Let me give you an example: Just yesterday, late in the evening, I realized that I was out of half and half for my morning coffee, so I decided I better run to the grocery. I figured I’d just as soon get a few other things, so I poked my head in the refrigerator to see if there was anything else I needed. I pulled out a scrape piece of paper and quickly jotted down a list of items that I wanted to pick up from the grocery. Here’s how I might analyze this using the rhetorical situation as a framework for analysis. 

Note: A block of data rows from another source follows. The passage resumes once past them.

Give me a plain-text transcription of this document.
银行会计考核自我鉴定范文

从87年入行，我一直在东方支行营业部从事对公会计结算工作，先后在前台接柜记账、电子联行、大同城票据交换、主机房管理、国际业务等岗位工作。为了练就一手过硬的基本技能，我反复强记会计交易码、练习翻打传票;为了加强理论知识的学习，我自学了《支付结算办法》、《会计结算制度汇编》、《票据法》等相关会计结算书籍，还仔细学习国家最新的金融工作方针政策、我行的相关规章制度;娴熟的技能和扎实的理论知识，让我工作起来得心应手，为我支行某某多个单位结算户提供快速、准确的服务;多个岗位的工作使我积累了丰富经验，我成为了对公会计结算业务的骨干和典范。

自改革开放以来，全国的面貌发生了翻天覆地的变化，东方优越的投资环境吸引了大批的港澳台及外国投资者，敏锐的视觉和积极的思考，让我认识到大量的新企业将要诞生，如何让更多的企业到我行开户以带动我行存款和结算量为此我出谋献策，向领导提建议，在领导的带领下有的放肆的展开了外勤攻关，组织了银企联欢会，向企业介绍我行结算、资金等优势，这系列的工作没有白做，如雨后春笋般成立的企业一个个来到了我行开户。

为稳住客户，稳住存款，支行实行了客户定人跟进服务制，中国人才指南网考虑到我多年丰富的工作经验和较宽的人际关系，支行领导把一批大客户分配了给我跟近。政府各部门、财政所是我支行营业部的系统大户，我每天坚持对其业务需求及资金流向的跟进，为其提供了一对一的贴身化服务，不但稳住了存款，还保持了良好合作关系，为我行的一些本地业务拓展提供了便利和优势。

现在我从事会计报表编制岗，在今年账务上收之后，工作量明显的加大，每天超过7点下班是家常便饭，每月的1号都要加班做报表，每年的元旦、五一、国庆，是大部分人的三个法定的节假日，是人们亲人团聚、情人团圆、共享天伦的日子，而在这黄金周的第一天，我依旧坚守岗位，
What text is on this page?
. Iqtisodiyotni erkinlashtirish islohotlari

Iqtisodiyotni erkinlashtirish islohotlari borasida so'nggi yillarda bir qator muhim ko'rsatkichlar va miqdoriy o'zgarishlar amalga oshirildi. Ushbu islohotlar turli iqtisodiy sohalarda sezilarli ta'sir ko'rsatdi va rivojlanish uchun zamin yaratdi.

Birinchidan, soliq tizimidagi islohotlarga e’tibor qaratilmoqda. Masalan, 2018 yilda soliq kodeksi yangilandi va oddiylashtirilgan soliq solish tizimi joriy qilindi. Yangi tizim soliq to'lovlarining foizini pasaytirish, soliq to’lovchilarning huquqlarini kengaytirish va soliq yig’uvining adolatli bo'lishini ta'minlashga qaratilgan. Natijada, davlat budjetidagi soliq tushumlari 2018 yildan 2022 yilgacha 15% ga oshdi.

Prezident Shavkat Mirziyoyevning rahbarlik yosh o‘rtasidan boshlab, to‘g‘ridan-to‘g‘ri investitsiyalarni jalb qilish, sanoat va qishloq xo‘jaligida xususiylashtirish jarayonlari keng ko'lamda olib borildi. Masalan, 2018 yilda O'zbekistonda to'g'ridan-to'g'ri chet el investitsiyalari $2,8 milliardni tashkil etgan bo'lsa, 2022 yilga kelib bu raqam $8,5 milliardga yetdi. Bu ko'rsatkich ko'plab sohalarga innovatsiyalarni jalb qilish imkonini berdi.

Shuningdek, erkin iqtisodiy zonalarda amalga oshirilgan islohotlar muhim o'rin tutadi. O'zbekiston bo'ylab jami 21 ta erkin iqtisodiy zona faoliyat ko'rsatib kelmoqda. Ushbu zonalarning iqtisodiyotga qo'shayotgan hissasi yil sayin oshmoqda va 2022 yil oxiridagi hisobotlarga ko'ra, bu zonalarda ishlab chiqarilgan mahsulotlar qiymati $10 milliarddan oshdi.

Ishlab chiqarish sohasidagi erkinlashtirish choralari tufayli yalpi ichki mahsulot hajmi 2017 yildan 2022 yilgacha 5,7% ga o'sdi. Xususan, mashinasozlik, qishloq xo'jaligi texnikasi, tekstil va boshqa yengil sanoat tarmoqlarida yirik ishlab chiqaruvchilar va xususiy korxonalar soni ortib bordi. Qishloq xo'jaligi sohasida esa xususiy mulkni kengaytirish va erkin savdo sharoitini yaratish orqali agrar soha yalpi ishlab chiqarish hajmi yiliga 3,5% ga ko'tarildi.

Well, my audience is me. If I were sending my husband then he would have been the audience, but I was going by myself this time. This meant I could abbreviate. I mean I knew what I meant by H & H.  My purpose for making the list was so that I would remember what I needed. My stance was pretty serious and strait forward. Though if I had been more energetic, I might have made little funny pictures to cheer myself up. In that case, my stance would have been humorous. The genre? Well this is a grocery list, and even a grocery list has conventions. I listed the groceries that I needed in a column and when I got to the store, I placed a check mark beside each of the items on my list as I slipped them into my cart. Finally, the medium.  I used a piece of yellow legal pad paper. I could have used my cell phone, but I didn’t this time. This was going to be a quick trip so it took me less time just to jot it all on paper. All of these elements shaped my writing in one way and not another. If any one of these factors would have been different than it’s likely my writing would be too.